A Ver Amazônia ouviu o médico cardiologista, Luiz Bezerra, para saber o que ocorre com o organismo da pessoa que é exposta ao calor extremo. “O risco do aumento da temperatura em determinada região, como a Amazônia, é evoluir para um quadro de desidratação, com sintomas de boca seca, irritabilidade, cansaço, tonturas e até desmaio por baixa pressão arterial, porque existe pouco sangue circulando pelo corpo. Portanto, temos que ficar atentos para esse quadro clínico”, explica o médico. O cardiologista alerta para casos de insuficiência renal, pela diminuição da filtração renal provocada pelo calor extremo.


Ver Amazônia em Vídeo


Confira, acima, o vídeo em que o médico entrevistado dá mais detalhes sobre o tema tratado na Coluna de hoje. 



Acordos quebrados, limites ultrapassados


Mortes por calor chegam a quase meio milhão por ano. (Foto: João Ramid)


Domingo, 21/07; segunda-feira, 22/07; e terça-feira, 23/07 de 2024 foram os três dias mais quentes já registrados pelo homem. A notícia foi dada na quinta-feira, 25, pelo secretário-geral da ONU, António Guterres, em tom de preocupação. “O Calor extremo é o novo normal”, alerta Guterres. 


Secretário-geral afirmou que “a situação induzida pela ação humana amplifica desigualdade, agrava insegurança alimentar e empurra as pessoas para a pobreza; mortes por calor chegam a quase meio milhão por ano; temperaturas acima de 40°C e até 50°C são cada vez mais frequentes”.


“O mundo enfrenta uma epidemia de calor extremo”, declarou o secretário-geral da ONU, ao conclamar os países para a ação.  “Os líderes mundiais precisam estar à altura do desafio do aumento das temperaturas”.


Guterres disse que a “doença” que precisa ser combatida é “a loucura de incinerar o planeta, o vício em combustíveis fósseis e a falta de ação climática”.  Segundo o chefe da ONU, “todos os países, independentemente das divisões geopolíticas, estão sendo afetados pelos sintomas dessa doença, que incluem o aumento do calor”.


A epidemia de calor extremo que atinge o mundo se intensifica ao mesmo tempo em que o primeiro limite do acordo de Paris foi quebrado.
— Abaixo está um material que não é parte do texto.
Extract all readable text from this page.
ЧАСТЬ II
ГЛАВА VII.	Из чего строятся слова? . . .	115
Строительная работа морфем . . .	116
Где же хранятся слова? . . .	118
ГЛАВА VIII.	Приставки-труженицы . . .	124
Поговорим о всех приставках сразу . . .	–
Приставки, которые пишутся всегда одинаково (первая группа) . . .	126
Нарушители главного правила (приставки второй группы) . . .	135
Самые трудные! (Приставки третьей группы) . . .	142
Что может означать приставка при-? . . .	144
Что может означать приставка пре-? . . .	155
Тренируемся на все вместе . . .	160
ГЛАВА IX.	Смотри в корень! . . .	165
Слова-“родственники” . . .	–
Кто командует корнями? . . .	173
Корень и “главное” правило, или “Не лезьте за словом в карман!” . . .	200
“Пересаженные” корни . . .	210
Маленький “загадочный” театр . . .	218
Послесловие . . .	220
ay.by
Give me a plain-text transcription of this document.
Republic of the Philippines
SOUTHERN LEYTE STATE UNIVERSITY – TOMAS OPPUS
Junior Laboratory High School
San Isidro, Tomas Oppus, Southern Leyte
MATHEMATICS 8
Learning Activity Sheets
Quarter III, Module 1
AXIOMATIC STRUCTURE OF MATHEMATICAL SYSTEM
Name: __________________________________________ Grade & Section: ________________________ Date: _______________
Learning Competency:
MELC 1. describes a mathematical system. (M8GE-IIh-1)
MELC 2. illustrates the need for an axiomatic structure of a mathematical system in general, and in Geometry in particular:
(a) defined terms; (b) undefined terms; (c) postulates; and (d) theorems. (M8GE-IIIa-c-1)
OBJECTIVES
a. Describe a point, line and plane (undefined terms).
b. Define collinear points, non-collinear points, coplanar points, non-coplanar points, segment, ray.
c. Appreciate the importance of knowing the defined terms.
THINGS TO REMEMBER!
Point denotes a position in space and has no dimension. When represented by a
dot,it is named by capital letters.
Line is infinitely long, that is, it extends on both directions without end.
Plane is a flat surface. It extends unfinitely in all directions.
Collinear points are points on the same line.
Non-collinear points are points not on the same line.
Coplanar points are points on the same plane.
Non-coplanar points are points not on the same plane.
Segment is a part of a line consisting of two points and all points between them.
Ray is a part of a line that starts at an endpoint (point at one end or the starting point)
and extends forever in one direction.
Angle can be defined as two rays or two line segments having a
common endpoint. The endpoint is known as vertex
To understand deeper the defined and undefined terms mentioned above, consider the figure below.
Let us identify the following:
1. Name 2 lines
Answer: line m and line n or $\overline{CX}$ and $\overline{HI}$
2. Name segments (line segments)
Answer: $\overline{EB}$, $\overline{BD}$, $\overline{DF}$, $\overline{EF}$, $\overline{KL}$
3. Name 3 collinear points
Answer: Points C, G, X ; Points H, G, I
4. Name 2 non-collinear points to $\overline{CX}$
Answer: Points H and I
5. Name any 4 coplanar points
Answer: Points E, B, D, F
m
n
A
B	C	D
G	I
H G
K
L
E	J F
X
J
Há 12 meses consecutivos, incluindo o mês de junho de 2024, atingimos a temperatura média global de 1,5°C acima da era pré-industrial. Segundo a Organização Meteorológica Mundial, OMM, é o 13º mês consecutivo a estabelecer um recorde mensal de temperatura. Estamos ultrapassando os limites do Acordo de Paris. 


A OMM alerta que “mesmo nos níveis atuais de aquecimento global, já são observados impactos climáticos devastadores. Estes registros incluem as ondas de calor extremas, chuvas e secas intensas, reduções de camadas de gelo, gelo marinho e geleiras, aumento acelerado do nível do mar e aquecimento dos oceanos”. 


Caos na floresta: acordos não cumpridos e pouca ação climática (Foto: João Ramid)


Responsabilidade de todos


O chefe da ONU, António Guterres, lançou o desafio aos governos, em especial os países do G20, que entreguem até o final de 2025, quando irá ocorrer a COP 30 em Belém, seus “planos nacionais de ação climática, focados em limitar o aumento da temperatura global a 1,5°C”. 


Com base em dados da Agência Internacional de Energia, que revelam a expansão da exploração de combustíveis fósseis e o surgimento de novas usinas a carvão, Guterres classificou as iniciativas como “inconsistentes com o cumprimento desse limite”. Segundo ele, ao assinar acordos de expansão da exploração de petróleo e gás, os países mais ricos do mundo estão “condenando o futuro”. 


O secretário-geral pediu que os países eliminem os combustíveis fósseis de forma rápida e justa, acabem com projetos de carvão e transfiram subsídios para energia renováveis. A ONU enfatizou que o calor extremo amplifica a desigualdade, agrava a insegurança alimentar e empurra as pessoas ainda mais para a pobreza. 


Guterres mencionou que temperaturas superiores a 50°C estão sendo registradas em diversas partes do mundo e que as ondas de calor são cada vez mais mortais. Estima-se que o calor mate quase meio milhão de pessoas por ano, o que é cerca de 30 vezes mais do que ciclones tropicais.


Enfrentamento


Para enfrentar o aumento da intensidade e frequência do calor extremo, a ONU lançou um  chamado à ação que inclui quatro medidas. A primeira é a proteção dos mais vulneráveis, entre mulheres grávidas, idosos, pessoas com deficiência, doentes, deslocados e a população urbana mais empobrecida, sem acesso ao resfriamento.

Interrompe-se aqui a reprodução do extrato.